D’altro canto la “razionalizzazione delle frontiere” voluta da Napoleone aveva cambiato radicalmente il territorio del continente, sopprimendo una moltitudine di signorie feudali. Anche la rivoluzione
giuridica attuata con il “Codice Napoleone” aveva determinato una drastica trasformazione dei rapporti di proprietà a svantaggio dell’aristocrazia, gettando il seme per la nascita di un nuovo ceto di
ricchi speculatori.
Nonostante tutto ciò si volle a tutti i costi ripristinare l’ordine europeo eliminando ogni residuo legato ai principi della Rivoluzione Francese; questo si poteva concretizzare solo tramite un chiaro richiamo al passato. Di qui la contraddizione tra immobilismo politico e sviluppo sociale da cui sarebbero in seguito derivate le tensioni proprie dell’età della Restaurazione.
La nuova carta geografica d’Europa fu disegnata in modo tale da impedire alla Francia di ritentare
un’ulteriore avventura rivoluzionaria. Servì un accurato lavoro per ridefinire i confini tra i vari Stati
in modo da assicurarne la stabilità e soprattutto fu necessario consolidare il potere nelle mani di governanti legati ideologicamente al passato.
Tra le Nazioni vincitrici partecipanti al Cogresso, l’Inghilterra e la Russia si schierarono su fronti
diametralmente opposti: l’Inghilterra propose un liberalismo innovativo, moderato, mentre la Russia restò fedele ai propri valori di un’aristocrazia ultra-conservatrice e contraria a qualsiasi mobilità.
La Prussia mirava ad espandersi; l’Austria desiderava diventare elemento essenziale di mediazione;
infine la Francia, sconfitta, era certamente incapace di riassumere a breve termine un ruolo egemonico.
I partecipanti al Congresso decisero innanzitutto le sorti della Francia, che mantenne gli stessi territori del 1792 (tranne una parte della Savoia restituita al Piemonte) e i domini coloniali, in virtù del
trattato di Parigi del 30 maggio 1814, ma fu costretta a pagare 700 milioni di indennità di guerra. Ai
suoi confini fu costituita una cintura di Stati indipendenti per scongiurare qualsiasi tentativo da parte francese di nuova espansione: a nord il Regno dei Paesi Bassi - Belgio e Olanda; a sud-est il regno di Sardegna e la Confederazione svizzera (comprendente 22 cantoni) dichiarata neutra; ad est
gli Stati tedeschi (Confederazione germanica) e la Prussia che riuscì ad ottenere la Pomerania svedese e la Vestfalia. Grazie all’abilità del suo rappresentante, Talleyrand, comunque, la Francia sfruttò i contrasti fra vincitori e fece valere a suo vantaggio il principio di legittimità, secondo cui dovevano essere restaurati i diritti “legittimi”, violati dalla rivoluzione e dunque anche quelli dei Borboni di Francia.

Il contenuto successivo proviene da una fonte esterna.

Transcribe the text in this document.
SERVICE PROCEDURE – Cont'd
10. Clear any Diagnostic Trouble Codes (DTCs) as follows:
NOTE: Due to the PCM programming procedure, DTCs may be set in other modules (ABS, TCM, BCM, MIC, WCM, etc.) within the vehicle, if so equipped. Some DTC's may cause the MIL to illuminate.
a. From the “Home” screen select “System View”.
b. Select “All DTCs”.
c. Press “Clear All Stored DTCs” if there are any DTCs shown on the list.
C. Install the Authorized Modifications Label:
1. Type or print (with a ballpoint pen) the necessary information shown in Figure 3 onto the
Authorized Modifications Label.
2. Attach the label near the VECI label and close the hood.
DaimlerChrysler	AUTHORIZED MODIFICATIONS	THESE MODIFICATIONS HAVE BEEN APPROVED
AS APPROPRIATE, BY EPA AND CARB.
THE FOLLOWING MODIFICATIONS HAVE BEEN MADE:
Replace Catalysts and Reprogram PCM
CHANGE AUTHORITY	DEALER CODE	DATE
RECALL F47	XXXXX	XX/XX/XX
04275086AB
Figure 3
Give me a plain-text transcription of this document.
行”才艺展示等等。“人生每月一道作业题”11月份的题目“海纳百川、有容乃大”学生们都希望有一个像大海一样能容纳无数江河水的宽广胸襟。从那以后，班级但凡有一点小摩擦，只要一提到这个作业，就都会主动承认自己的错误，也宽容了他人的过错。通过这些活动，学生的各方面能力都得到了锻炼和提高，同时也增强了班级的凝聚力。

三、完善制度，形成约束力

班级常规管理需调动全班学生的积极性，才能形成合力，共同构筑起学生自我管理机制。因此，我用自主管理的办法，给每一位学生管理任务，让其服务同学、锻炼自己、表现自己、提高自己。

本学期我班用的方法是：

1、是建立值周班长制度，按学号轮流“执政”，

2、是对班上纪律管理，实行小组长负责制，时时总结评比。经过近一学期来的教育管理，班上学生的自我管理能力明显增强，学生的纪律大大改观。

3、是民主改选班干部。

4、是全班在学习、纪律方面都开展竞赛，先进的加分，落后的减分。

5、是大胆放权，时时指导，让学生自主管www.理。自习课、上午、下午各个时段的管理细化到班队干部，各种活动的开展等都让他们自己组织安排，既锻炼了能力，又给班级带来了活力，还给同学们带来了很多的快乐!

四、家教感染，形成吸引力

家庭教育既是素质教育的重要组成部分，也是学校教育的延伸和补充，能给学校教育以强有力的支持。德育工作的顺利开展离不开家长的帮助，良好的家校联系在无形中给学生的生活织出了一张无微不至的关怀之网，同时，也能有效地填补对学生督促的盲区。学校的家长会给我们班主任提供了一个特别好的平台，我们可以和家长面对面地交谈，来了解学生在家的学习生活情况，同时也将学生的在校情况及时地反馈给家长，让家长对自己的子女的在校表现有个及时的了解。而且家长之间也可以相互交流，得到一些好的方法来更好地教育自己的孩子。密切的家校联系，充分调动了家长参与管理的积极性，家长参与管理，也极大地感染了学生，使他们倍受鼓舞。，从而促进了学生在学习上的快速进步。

Sul versante delle potenze vincitrici, la Russia conservò la Finlandia ed ottenne la Bessarabia; l’Inghilterra rafforzò il suo dominio sui mari mantenendo le isole di Malta (Mediterraneo), di Trinidad,
Tobago e Santa Lucia (Antille), e di Ceylon (Oceano Indiano), del Capo di Buona Speranza e delle
Isole Ionie.
L’Austria, infine, si confermò come impero multinazionale sotto la dinastia degli Asburgo; fu confermato il dominio sui territori dell’Ungheria, Boemia, Bucovina, Galizia e Croazia, nonché la piena egemonia in Italia.
Quest’ultima non ottenne a Vienna alcun risultato positivo, in quanto reputata una semplice “espressione geografica” (come la definì il cancelliere austriaco Metternich), ma fu subordinata alle esigenze egemoniche della potenza asburgica.
Infatti risultò così divisa:
1. Regno di Sardegna, comprendente il Piemonte, la Savoia, Nizza, la Sardegna e la Liguria: fu restituito a Vittorio Emanuele I di Savoia.
2. Regno Lombardo-Veneto, comprendente la Lombardia e il Veneto, governato direttamente dall’Austria.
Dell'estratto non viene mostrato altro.